Mögliche Provinzial-Fusion: Rechtsform und Standorte umstritten

MÜNSTER - Fusionieren die Provinzialversicherungen Nordwest und Rheinland? Die Vorstände stellten am Montag in Münster ihre Pläne vor. Die Abgeordneten der Landschaftsverbände aber wollen erst noch Informationslücken schließen.

Bei den Landschaftsverbänden Westfalen-Lippe (LWL) und Rheinland (LVR) gibt es zu einer Fusion der Provinzial-Versicherungen Nordwest und Rheinland noch offene Fragen und Streitpunkte. In einer gemeinsamen Sondersitzung der Hauptausschüsse zeigten sich hinsichtlich der angedachten Rechtsform und der Standorte der neuen Gesellschaften unterschiedliche Vorstellungen. Details wollte ein Sprecher des LWL in Münster nach der nichtöffentlichen Sitzung nicht nennen.

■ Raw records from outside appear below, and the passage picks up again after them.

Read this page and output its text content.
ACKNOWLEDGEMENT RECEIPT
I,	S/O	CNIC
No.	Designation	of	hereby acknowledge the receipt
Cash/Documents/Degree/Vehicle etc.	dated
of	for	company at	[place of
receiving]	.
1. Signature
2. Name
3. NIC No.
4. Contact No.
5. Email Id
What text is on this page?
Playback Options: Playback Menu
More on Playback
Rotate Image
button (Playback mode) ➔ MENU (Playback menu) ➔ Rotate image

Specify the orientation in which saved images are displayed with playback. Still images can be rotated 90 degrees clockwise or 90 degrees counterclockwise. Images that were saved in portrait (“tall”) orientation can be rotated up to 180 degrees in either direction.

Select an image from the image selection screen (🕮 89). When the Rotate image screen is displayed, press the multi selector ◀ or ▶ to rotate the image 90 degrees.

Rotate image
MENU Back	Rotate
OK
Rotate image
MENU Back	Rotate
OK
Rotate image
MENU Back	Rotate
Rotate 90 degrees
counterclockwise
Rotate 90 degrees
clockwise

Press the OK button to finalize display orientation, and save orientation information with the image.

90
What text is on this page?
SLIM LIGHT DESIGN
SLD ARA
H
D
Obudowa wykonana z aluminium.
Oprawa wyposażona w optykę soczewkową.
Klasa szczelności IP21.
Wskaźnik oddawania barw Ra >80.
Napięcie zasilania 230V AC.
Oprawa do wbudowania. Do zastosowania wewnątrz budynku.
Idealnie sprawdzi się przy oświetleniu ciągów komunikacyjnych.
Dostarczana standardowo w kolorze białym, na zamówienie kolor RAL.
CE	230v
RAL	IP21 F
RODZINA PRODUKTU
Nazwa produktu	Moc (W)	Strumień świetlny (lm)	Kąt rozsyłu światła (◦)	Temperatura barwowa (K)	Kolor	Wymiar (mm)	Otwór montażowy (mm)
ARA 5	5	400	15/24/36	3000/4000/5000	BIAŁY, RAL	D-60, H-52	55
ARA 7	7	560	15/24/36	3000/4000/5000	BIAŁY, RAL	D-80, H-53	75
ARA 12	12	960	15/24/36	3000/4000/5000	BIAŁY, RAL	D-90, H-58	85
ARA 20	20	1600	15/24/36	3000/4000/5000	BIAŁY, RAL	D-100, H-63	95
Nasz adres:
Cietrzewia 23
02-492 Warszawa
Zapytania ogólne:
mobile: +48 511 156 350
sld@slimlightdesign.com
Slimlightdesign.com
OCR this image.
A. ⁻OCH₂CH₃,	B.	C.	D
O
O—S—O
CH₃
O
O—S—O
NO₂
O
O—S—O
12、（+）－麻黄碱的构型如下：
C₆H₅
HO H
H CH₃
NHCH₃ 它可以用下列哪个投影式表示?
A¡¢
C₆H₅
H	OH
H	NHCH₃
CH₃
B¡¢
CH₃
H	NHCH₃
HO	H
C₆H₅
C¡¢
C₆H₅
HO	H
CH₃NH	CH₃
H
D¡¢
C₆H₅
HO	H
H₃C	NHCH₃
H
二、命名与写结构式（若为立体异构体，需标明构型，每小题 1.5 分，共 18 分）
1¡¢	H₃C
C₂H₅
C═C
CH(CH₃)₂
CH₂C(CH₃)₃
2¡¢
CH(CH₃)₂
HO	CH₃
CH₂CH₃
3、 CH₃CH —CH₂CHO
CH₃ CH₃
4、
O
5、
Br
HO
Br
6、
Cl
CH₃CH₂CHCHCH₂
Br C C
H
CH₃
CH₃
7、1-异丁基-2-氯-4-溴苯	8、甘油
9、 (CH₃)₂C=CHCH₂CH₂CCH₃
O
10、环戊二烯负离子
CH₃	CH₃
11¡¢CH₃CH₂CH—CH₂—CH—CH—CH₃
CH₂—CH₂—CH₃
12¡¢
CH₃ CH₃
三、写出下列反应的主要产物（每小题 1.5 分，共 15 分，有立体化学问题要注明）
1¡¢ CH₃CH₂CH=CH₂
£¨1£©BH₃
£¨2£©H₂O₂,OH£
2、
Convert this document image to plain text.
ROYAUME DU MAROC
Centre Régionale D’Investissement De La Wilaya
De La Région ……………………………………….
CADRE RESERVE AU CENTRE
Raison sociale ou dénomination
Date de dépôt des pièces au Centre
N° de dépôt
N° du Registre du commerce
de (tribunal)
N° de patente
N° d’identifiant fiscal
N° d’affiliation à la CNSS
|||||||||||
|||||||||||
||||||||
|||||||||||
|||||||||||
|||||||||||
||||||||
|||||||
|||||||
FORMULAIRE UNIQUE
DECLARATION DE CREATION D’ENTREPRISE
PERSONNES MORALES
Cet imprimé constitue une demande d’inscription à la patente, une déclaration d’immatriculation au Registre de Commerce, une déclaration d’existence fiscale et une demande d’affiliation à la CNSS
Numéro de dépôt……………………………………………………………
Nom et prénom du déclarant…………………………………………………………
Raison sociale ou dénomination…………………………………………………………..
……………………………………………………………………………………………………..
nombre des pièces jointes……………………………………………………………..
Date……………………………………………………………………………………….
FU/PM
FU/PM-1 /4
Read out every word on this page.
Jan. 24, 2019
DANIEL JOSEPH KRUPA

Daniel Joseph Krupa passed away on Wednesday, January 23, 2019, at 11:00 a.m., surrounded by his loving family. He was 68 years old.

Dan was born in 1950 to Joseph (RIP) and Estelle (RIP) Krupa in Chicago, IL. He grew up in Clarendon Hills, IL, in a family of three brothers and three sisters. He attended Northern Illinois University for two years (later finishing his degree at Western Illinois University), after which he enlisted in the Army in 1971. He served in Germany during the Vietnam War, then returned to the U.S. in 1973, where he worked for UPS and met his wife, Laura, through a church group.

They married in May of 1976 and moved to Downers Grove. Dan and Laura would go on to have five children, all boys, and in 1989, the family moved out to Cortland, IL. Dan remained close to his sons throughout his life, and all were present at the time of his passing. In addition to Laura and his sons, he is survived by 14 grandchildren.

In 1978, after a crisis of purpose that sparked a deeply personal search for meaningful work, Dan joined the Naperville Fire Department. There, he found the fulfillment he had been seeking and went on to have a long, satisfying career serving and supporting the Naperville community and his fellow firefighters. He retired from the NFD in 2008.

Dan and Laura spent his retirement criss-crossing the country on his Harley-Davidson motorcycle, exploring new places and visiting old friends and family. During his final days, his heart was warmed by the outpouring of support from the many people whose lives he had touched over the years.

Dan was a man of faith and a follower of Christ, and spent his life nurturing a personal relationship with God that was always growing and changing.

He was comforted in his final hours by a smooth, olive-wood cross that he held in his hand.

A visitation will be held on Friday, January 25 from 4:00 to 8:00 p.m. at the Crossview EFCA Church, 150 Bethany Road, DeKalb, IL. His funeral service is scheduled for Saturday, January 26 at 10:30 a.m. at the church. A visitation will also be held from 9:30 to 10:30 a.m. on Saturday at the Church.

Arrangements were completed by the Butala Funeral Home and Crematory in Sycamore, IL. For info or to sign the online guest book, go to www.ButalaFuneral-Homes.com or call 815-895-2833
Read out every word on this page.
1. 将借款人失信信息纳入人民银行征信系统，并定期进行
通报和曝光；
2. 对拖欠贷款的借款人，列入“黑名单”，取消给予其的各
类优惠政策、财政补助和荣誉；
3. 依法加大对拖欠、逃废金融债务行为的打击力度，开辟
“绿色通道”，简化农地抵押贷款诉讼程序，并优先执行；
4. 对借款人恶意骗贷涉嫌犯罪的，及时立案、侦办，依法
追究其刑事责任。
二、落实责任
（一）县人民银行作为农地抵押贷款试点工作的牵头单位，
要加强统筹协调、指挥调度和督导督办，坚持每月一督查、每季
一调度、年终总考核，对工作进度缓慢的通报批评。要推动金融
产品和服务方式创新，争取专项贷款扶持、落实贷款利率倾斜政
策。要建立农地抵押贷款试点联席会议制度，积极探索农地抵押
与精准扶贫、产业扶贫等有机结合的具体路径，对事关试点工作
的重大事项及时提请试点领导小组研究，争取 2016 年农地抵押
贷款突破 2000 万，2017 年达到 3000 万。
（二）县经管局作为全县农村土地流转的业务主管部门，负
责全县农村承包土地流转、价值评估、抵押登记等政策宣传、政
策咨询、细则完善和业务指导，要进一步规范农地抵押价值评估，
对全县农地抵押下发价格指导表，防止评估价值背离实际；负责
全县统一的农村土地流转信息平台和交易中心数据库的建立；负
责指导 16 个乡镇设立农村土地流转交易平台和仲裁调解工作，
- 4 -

Die beiden Vorstandsvorsitzenden Ulrich Rüther für die Provinzial Nordwest und Walter Tesarczyk für die Provinzial Rheinland hatten den Delegierten ihre Pläne vorgestellt. LWL-Direktor Wolfgang Kirsch lobte die Arbeit der beiden Vorstandsvorsitzenden, betonte aber, dass "sich der Prozess noch in einem sehr frühen Stadium befindet". Noch vor der Sommerpause treffen sich die Vertreter der beiden Landschaftsverbände erneut.

Abgeordnete aus beiden Landesteilen bezeichneten die Gesprächsatmosphäre als gut. "In der Sache besteht ja in beiden Parlamenten Einigkeit, dass nur eine Fusion langfristig die Werthaltigkeit der Provinzial-Versicherungen erhält", sagte ein Vertreter aus dem Westfalen-Parlament gegenüber der Nachrichtenagentur dpa. Der LWL hält 40 Prozent der Anteile an der Provinzial Nordwest, der LVR ca. 33 Prozent an der Provinzial Rheinland. Mitgesellschafter sind verschiedene Sparkassenverbände.

Um die Plänen für eine engere Zusammenarbeit oder Fusion abschließend bewerten zu können, forderten die Abgeordneten von Rüther und Tesarczyk mehr Informationen. "Die Vorstände müssen Zahlenmaterial liefern, warum sich der eine Standort mehr als ein anderer anbietet. Das fehlt bisher." Zur Diskussion steht, die Sachversicherungen und die Unternehmens-Holding auf die Standorte Münster und Düsseldorf zu verteilen.

In einem Fusionsgutachten, dass im Auftrag der Provinzialeigner bis Ende März erstellt wurde, schlagen die Experten einen Arbeitsplatzabbau von rund 500 von 5600 Stellen vor. Alle Standorte, darunter auch Kiel, sollten erhalten bleiben. "Dieser Abbau ohne betriebsbedingte Kündigungen macht aus unserer Sicht Sinn. Wir nutzen für die Anpassungen der Strukturen die natürliche Fluktuation aus den Unternehmen", sagte ein SPD-Delegierter der dpa.

Neben den Standorten ist auch die Rechtsform nach einer Fusion umstritten. Zur Diskussion stehen eine Anstalt des Öffentlichen Rechts oder die Aktiengesellschaft. Zu dieser Frage gab es, so sagte ein Teilnehmer, auch in Münster unterschiedliche Ansichten.